It took úrsula several months to find out what was already public knowledge because people hid it from her so as not to increase her suffering. At first she suspected it. "Arcadio is building a house," she confided with feigned pride to her husband as she tried to put a spoonful of calabash syrup into his mouth. Nevertheless, she involuntarily sighed and said, "I don't know why, but all this has a bad smell to me." Later on, when she found out that Arcadio had not only built a house but had ordered some Viennese furniture, she confirmed her suspicion that he was using public funds. "You're the shame of our family name," she shouted at him one Sunday after mass when she saw him in his new house playing cards with his officers. Arcadio paid no attention to her. Only then did úrsula know that he had a six-month-old daughter and that Santa Sofía de la Piedad, with whom he was living outside of marriage, was pregnant again. She decided to write to Colonel Aureliano Buendía, wherever he was, to bring him up todate on the situation. But the fast-moving events of those days not only prevented her plans from being carried out, they made her regret having conceived them. The war, which until then had been only a word to designate a vague and remote circumstance, became a concrete and dramatic reality.
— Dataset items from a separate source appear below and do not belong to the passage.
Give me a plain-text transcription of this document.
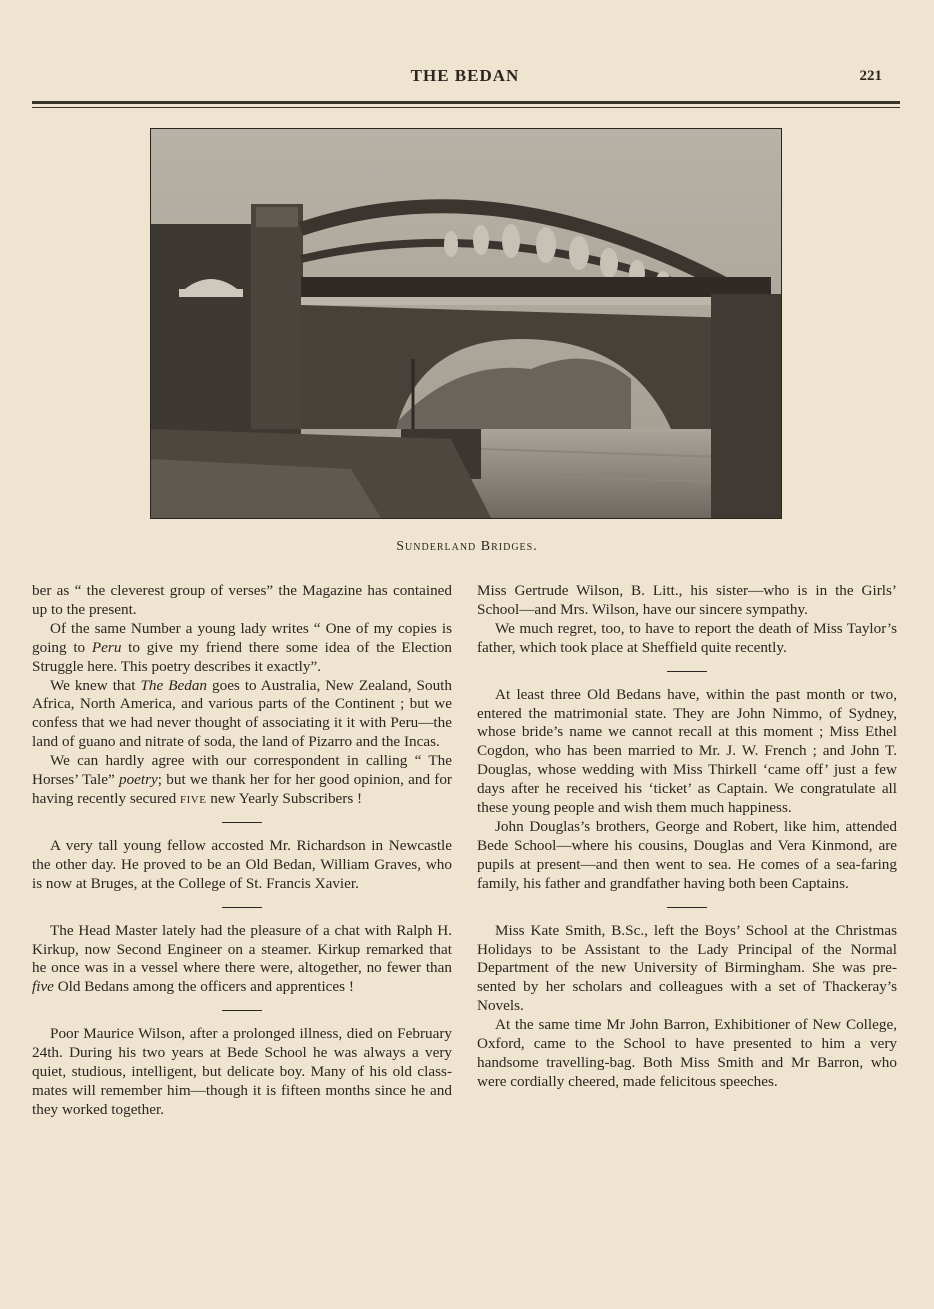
THE BEDAN	221
Sunderland Bridges.

ber as “ the cleverest group of verses” the Magazine has contained up to the present.

Of the same Number a young lady writes “ One of my copies is going to Peru to give my friend there some idea of the Election Struggle here. This poetry describes it exactly”.

We knew that The Bedan goes to Australia, New Zealand, South Africa, North America, and various parts of the Continent ; but we confess that we had never thought of associating it it with Peru—the land of guano and nitrate of soda, the land of Pizarro and the Incas.

We can hardly agree with our correspondent in calling “ The Horses’ Tale” poetry; but we thank her for her good opinion, and for having recently secured five new Yearly Subscribers !

A very tall young fellow accosted Mr. Richardson in Newcastle the other day. He proved to be an Old Bedan, William Graves, who is now at Bruges, at the College of St. Francis Xavier.

The Head Master lately had the pleasure of a chat with Ralph H. Kirkup, now Second Engineer on a steamer. Kirkup remarked that he once was in a vessel where there were, altogether, no fewer than five Old Bedans among the officers and apprentices !

Poor Maurice Wilson, after a prolonged illness, died on February 24th. During his two years at Bede School he was always a very quiet, studious, intelligent, but delicate boy. Many of his old class-mates will remember him—though it is fifteen months since he and they worked together.

Miss Gertrude Wilson, B. Litt., his sister—who is in the Girls’ School—and Mrs. Wilson, have our sincere sympathy.

We much regret, too, to have to report the death of Miss Taylor’s father, which took place at Sheffield quite recently.

At least three Old Bedans have, within the past month or two, entered the matrimonial state. They are John Nimmo, of Sydney, whose bride’s name we cannot recall at this moment ; Miss Ethel Cogdon, who has been married to Mr. J. W. French ; and John T. Douglas, whose wedding with Miss Thirkell ‘came off’ just a few days after he received his ‘ticket’ as Captain. We congratulate all these young people and wish them much happiness.

John Douglas’s brothers, George and Robert, like him, attended Bede School—where his cousins, Douglas and Vera Kinmond, are pupils at present—and then went to sea. He comes of a sea-faring family, his father and grandfather having both been Captains.

Miss Kate Smith, B.Sc., left the Boys’ School at the Christmas Holidays to be Assistant to the Lady Principal of the Normal Department of the new University of Birmingham. She was presented by her scholars and colleagues with a set of Thackeray’s Novels.

At the same time Mr John Barron, Exhibitioner of New College, Oxford, came to the School to have presented to him a very handsome travelling-bag. Both Miss Smith and Mr Barron, who were cordially cheered, made felicitous speeches.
Around the end of February an old woman with an ashen look arrived in Macondo riding a donkey loaded down with brooms. She seemed so inoffensive that the sentries let her pass without any questions as another vendor, one of the many who often arrived from the towns in the swamp. She went directly to the barracks. Arcadio received her in the place where the classroom used to be and which at that time had been transformed into a kind of rearguard encampment, with roiled hammocks hanging on hooks and mats piled up in the corners, and rifles and carbines and even hunting shotguns scattered on the floor. The old woman stiffened into a military salute before identifying herself:
"I am Colonel Gregorio Stevenson."
He brought bad news. The last centers of Liberal resistance, according to what he said, were being wiped out. Colonel Aureliano Buendía, whom he had left fighting in retreat near Riohacha, had given him a message for Arcadio. He should surrender the town without resistance on the condition that the lives and property of Liberals would be respected. Arcadio examined that strange messenger who could have been a fugitive grandmother with a look of pity.
"You have brought something in writing, naturally," he said.
"Naturally," the emissary answered, "I have brought nothing of the sort. It's easy to understand that under the present circumstances a person can't carry anything that would compromise him."